La communication hante également les imaginaires utopiques : le modèle d’une théorie générale de l’information qui aurait été une clé de compréhension de toutes les échelles du vivant (du gène aux cultures humaines), transversale à la nature et à la société, a tenté toute une école de chercheurs de toutes disciplines et inspiré le projet d’une nouvelle régulation des sociétés qui éviterait les risques de retour à la folie barbare des deux guerres. D’une pierre deux coups en quelque sorte : comprendre la réalité naturelle et sociale avec une théorie générale unifiée, et la gérer avec le développement d’une ingénierie de la communication. Cette utopie a inspiré le formidable essor des médias, de l’informatique et de toutes les activités de diffusion de l’information et de partage des savoirs. Mais elle a également son territoire inquiétant, décrit par Bruce Bégout dans Zéropolis, à propos de Las Vegas, sorte de ville utopique, île au milieu du désert du Mojave : la communication à vide, comme machine ludique à recycler l’ensemble de la culture et des institutions en marché de l’entertainment, matérialisant la société du spectacle hors de toute préoccupation de pertinence ou de vérité.
Les sciences et les médias sont donc doublement enchanteurs et doublement inquiétants, dans leur commune prétention à pouvoir dire quelque chose de vrai de la réalité, et dans leur commune tentation de modeler ce réel et plier le cours des choses selon leur modèle.
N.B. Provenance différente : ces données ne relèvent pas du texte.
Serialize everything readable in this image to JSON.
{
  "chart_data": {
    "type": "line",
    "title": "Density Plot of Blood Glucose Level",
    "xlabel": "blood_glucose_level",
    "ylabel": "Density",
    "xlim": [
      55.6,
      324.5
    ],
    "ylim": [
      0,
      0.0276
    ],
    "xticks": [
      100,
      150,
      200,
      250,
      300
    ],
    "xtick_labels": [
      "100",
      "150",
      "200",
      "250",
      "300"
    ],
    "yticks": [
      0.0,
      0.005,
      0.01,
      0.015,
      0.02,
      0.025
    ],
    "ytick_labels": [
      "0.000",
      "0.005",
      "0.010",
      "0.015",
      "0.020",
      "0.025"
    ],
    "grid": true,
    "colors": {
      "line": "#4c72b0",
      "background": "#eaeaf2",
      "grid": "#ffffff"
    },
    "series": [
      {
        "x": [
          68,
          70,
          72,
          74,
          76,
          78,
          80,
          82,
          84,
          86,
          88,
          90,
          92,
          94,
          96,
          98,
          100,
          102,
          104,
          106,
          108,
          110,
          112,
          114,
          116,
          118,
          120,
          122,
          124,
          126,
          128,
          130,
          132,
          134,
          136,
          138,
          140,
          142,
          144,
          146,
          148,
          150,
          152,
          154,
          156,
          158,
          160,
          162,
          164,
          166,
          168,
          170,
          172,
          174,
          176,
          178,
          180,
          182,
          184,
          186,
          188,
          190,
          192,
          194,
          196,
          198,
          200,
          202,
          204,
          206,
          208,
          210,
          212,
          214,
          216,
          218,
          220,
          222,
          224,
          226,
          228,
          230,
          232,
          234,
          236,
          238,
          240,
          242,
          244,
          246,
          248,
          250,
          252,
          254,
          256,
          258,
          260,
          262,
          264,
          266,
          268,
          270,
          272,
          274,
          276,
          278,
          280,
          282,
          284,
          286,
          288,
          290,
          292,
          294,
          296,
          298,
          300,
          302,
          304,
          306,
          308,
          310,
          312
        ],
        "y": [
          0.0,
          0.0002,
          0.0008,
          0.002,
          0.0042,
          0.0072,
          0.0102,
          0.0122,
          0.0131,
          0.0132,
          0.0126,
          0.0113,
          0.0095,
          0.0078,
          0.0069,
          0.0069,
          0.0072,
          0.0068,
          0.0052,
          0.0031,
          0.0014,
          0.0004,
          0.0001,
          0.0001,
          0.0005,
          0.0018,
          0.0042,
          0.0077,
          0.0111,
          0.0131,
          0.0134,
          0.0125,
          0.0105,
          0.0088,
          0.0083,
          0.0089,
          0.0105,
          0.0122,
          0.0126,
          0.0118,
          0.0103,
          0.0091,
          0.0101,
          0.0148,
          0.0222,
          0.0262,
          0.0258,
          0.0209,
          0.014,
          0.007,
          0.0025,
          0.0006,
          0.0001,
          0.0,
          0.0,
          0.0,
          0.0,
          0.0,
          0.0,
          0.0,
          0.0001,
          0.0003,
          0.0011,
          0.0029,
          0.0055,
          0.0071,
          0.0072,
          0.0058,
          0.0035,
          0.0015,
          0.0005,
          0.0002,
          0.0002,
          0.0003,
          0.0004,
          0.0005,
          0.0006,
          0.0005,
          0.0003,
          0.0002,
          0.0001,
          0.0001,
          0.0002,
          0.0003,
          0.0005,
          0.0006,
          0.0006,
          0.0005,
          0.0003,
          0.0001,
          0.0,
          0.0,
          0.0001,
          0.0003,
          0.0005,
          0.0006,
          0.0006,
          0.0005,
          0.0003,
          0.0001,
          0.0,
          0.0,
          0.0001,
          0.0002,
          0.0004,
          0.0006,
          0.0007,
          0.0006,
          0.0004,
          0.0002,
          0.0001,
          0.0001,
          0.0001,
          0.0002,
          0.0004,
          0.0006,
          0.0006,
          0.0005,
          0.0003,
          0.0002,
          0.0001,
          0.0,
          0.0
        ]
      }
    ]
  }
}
Les domaines de la critique, de la recherche sur les sciences, et du journalisme scientifique, sont à la fois tirés vers les attracteurs de la pensée utopique, et soucieux d’y échapper sans cesse par la distance critique, l’enquête, la mise en discussion : sortir du faisceau aveuglant des projecteurs de pensée utopique et des néons de Zéropolis, enquêter sur le quotidien de la recherche tel qu’il apparaît peu à peu, toujours plus complexe et plus riche au fil des investigations, questionner sans relâche ce qui semble statufié et redonner vie à ce qui paraît enterré, créer sans cesse des formes d’expression et de partage des savoirs et des idées.
Joëlle Le Marec,
Professeur à l’université Paris Diderot,
Responsable du Master Journalisme scientifique
(jlemarec@neuf.fr)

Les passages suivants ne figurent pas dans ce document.